Intentional Healing with Breathwork
- Apr 7
- 3 min read
By Keegan Read

Emotional strength is not, “pulling up your boot straps” or “being quiet to keep the peace”, I’d argue that those are in fact emotional weaknesses. Emotional strength is about being able to have Life hit you hard, and being able to express what feelings come up without feeling the need to change or adjust your feelings to make those around you feel comfortable. We spend so much of our time worrying about how others around us will feel or react to the “real us”, or how we really feel about…. Anything really. Being tied to others emotional responses leads us to curtail our own needs and desires, that really undermines authentic living. If we aren’t authentic with ourselves, with our emotions, then we tell ourselves the same story that got many of us hurt, drove us to addiction, or worse; we aren’t good enough, we don’t deserve it, etc. I say this with personal experience, with years of trying to watch what I feel, how I express it, and a lot of the time, shaming myself for simply having emotions. Being able to actually feel emotions can suck at times, but it’s better than living in a bottle trying to escape the shame of existing.

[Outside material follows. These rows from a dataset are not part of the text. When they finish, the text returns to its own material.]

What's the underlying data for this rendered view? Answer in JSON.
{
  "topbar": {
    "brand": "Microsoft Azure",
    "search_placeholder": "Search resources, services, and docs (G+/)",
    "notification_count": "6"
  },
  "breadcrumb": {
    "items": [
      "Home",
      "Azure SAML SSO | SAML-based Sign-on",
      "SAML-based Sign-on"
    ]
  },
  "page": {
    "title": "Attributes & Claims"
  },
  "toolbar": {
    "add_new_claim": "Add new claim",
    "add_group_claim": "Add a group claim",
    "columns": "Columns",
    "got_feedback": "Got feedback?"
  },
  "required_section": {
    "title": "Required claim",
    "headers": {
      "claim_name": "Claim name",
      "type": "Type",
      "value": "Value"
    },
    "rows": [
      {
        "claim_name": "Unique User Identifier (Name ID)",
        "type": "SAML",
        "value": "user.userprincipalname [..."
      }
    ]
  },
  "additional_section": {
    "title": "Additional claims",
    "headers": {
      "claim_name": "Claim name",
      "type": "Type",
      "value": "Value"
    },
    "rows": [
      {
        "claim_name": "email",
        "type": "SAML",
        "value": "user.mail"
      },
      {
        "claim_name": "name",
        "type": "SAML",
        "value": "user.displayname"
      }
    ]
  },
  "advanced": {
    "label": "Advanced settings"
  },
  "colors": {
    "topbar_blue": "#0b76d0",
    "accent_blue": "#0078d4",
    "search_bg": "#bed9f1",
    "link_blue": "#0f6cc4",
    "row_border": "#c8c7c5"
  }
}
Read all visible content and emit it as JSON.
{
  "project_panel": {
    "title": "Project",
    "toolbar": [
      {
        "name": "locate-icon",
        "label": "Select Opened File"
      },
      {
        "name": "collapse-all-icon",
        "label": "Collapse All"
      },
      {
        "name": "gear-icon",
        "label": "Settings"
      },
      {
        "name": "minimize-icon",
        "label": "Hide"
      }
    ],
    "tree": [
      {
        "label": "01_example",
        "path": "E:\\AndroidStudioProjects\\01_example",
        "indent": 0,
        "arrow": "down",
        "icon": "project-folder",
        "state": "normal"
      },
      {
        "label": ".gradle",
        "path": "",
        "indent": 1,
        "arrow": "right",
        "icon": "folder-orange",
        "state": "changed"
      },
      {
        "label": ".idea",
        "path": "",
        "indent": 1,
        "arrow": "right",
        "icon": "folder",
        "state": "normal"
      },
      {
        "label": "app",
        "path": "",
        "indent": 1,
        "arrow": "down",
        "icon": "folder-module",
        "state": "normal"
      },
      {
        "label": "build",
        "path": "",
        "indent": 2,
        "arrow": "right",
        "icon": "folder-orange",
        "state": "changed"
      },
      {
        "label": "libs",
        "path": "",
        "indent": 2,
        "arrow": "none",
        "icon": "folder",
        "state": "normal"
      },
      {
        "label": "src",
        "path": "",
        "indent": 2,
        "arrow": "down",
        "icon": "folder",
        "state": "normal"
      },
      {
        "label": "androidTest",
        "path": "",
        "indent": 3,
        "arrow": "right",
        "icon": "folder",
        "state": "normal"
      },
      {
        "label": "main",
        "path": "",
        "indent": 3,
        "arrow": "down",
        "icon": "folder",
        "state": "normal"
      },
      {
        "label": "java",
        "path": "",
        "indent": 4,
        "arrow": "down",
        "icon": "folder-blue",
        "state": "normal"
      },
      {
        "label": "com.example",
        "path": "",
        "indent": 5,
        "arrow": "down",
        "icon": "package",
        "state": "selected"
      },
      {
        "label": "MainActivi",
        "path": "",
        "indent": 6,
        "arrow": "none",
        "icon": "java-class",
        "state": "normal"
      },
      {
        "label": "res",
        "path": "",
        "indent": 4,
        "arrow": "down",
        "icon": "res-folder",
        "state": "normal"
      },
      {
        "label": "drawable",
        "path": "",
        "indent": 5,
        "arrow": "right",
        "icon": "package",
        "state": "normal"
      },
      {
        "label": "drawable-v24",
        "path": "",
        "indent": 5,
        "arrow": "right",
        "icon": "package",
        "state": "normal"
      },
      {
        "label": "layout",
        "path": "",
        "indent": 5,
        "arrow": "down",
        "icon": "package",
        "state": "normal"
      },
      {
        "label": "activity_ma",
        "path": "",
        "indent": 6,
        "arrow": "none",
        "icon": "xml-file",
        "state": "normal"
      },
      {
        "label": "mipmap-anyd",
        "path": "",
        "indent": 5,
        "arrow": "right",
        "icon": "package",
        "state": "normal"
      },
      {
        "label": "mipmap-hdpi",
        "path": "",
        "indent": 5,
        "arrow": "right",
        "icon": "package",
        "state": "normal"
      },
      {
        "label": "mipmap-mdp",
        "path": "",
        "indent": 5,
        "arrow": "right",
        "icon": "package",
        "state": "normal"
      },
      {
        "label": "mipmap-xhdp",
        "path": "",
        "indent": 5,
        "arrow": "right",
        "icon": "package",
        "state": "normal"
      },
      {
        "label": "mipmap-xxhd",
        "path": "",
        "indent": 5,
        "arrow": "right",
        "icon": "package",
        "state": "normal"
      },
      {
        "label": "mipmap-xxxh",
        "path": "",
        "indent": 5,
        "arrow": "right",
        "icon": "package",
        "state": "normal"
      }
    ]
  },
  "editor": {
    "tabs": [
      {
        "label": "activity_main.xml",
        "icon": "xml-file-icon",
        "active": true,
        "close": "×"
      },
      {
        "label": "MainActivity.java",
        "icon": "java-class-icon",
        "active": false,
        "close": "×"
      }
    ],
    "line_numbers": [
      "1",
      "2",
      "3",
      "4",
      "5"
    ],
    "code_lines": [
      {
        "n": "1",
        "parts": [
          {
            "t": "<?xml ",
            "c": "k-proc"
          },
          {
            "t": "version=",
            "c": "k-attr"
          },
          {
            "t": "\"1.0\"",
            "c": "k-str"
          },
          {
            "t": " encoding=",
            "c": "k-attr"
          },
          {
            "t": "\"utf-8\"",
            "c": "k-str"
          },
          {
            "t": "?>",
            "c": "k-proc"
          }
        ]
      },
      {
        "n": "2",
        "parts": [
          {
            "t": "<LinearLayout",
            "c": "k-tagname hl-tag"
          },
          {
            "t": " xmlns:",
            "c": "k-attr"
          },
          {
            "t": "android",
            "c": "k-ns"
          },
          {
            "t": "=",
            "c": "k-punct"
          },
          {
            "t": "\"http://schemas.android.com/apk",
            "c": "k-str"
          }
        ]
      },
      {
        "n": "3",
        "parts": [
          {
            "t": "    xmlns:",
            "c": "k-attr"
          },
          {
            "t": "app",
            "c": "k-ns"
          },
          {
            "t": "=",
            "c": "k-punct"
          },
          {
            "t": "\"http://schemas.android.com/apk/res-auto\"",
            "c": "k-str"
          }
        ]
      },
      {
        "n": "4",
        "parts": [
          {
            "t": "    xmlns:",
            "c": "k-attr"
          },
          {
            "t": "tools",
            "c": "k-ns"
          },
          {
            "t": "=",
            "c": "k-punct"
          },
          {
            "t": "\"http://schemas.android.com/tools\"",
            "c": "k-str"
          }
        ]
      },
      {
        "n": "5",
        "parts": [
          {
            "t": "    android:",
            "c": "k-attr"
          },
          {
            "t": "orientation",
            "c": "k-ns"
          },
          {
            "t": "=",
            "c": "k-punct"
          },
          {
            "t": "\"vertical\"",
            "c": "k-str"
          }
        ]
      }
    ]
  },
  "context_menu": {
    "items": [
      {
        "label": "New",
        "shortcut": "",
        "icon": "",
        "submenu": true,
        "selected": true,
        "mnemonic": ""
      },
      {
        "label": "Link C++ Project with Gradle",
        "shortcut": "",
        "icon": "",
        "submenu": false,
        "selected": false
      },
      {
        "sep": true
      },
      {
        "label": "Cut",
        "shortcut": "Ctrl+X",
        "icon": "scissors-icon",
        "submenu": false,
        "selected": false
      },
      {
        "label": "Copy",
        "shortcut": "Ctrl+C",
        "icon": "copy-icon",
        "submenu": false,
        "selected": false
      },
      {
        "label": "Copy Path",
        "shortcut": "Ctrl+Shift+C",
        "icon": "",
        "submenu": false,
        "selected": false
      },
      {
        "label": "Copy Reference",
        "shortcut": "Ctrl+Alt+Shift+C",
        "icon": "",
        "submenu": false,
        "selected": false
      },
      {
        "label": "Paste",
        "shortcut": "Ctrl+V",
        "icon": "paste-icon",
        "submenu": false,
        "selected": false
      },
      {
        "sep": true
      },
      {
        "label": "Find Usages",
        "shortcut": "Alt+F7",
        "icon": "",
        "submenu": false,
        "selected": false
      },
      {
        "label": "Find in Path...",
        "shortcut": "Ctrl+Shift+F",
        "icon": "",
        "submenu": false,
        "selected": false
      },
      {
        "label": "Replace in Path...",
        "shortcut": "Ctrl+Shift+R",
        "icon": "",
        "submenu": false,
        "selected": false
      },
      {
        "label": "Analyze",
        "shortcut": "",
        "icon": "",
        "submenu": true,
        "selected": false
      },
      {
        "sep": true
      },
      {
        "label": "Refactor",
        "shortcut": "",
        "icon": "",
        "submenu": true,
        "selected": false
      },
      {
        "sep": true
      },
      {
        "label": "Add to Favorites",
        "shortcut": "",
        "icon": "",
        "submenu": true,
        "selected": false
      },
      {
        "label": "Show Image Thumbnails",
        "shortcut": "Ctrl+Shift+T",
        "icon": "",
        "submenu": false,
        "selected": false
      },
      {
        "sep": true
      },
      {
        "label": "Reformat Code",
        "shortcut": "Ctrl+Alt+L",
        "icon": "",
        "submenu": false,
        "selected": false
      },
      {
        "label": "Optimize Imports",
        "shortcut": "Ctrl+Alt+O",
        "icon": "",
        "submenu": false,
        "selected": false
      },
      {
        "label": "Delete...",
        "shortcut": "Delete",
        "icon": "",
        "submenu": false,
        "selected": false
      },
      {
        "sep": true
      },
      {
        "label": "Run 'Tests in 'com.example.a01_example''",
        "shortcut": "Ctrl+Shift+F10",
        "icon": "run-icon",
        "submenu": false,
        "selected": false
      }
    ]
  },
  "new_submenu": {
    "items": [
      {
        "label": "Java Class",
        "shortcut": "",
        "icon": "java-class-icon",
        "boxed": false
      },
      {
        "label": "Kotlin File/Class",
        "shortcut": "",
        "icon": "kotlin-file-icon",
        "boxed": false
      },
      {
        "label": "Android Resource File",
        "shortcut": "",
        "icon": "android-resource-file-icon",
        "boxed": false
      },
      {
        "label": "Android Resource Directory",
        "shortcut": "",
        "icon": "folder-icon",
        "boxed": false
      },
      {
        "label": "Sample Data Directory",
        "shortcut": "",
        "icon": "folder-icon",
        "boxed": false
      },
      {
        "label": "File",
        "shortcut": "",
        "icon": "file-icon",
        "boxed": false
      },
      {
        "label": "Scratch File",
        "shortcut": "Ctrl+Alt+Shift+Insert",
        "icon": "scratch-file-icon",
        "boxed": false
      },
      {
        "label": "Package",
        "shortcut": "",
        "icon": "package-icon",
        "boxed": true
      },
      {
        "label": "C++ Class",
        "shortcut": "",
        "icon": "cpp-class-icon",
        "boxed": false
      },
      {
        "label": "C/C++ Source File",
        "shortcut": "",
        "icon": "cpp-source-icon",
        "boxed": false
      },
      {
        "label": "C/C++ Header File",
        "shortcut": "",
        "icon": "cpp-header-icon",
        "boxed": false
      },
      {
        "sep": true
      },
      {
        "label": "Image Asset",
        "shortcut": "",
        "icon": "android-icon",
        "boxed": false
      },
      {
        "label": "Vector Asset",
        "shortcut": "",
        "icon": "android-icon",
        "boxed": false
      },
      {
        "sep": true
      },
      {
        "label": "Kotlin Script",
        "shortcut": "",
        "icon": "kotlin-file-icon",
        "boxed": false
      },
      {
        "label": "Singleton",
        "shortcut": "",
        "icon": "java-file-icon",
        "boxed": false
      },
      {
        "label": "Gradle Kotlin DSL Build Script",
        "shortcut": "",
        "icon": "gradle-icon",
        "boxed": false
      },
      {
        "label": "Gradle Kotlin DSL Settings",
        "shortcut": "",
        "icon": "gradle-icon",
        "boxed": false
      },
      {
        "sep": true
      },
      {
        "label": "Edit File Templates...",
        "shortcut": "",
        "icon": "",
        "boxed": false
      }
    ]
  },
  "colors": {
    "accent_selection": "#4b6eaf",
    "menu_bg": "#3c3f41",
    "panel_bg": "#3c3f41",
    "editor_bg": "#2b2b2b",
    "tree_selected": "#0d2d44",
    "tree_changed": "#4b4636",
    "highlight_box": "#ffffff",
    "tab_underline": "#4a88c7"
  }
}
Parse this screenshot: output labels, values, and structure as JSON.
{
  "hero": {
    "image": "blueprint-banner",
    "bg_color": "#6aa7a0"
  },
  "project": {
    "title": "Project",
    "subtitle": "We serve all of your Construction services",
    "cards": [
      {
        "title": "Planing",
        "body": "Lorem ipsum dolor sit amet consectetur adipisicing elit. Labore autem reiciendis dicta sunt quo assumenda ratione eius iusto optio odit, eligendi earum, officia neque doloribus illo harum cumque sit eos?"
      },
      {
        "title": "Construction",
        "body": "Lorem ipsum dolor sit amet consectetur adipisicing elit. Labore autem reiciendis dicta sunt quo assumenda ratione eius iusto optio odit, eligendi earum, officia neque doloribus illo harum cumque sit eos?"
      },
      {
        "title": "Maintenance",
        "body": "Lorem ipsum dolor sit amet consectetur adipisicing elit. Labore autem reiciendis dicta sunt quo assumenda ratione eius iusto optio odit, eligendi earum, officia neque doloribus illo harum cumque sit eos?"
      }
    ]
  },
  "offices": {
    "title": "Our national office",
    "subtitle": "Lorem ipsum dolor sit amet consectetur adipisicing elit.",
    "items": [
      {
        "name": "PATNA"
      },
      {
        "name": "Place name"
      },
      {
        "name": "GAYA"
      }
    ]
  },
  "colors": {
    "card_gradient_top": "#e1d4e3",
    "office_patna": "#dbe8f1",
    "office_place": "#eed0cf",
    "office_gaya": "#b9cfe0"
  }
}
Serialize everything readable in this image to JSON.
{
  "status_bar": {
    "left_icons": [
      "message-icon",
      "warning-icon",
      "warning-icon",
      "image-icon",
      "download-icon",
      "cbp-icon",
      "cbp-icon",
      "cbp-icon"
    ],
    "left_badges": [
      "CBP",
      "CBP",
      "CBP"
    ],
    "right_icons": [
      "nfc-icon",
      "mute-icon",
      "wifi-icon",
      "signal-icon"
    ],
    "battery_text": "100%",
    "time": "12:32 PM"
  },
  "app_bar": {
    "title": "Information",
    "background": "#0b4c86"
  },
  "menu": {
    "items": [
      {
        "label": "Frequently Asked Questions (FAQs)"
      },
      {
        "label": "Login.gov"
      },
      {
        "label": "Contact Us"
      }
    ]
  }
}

Boundaries are crucial when it comes to protecting one’s mental health, and I cannot express how much they will save you when you are at a low spot as well. Boundaries are not set to keep people out, but rather, how they should treat you when they are in your space, much like when a guest is staying at a hotel. There are rules to follow within the building, and doing so allows one to have a great experience while resting during a long journey, yet to not follow those boundaries can result in being kicked out or owing money after the stay is finished. Without boundaries, we tell others that we are open to whatever the world may send our way and that we are willingly accepting it, and that we will handle it accordingly. Not having boundaries, or compromising them because of certain people or situations, has landed me in hot water every single time. My boundaries are there to protect me, which enables me to interact with the world on my own terms, giving me power over what I do in my day to day activities.

Regulating stress is what we all seem to strive for at the end of the day, but many of us tend to run to a vice for a sense of relief, even if it’s temporary. So long as we practice setting and following our boundaries, our emotional strength is charged, which helps regulate stress in a way that is healthy and not detrimental to our well-being in the long run. We can look at breathing exercises to help in the moment for a quick stress relief. Many of us think that smokers are getting something from their nicotine, but I can tell you first hand that the peace of mind they seem to get is from breathing a little differently for a small period of time which allows one's brain to really relax a little, refocus, and de-stress the moment. Box breathing is taught in the military, so why can’t we learn something that helps soldiers in combat? We are worth every breath we take, and we tend to rush through life holding our breath as if we are under water. It’s time to breathe, set boundaries, and express your true emotions, at least with yourself. The rest will follow once you settle yourself.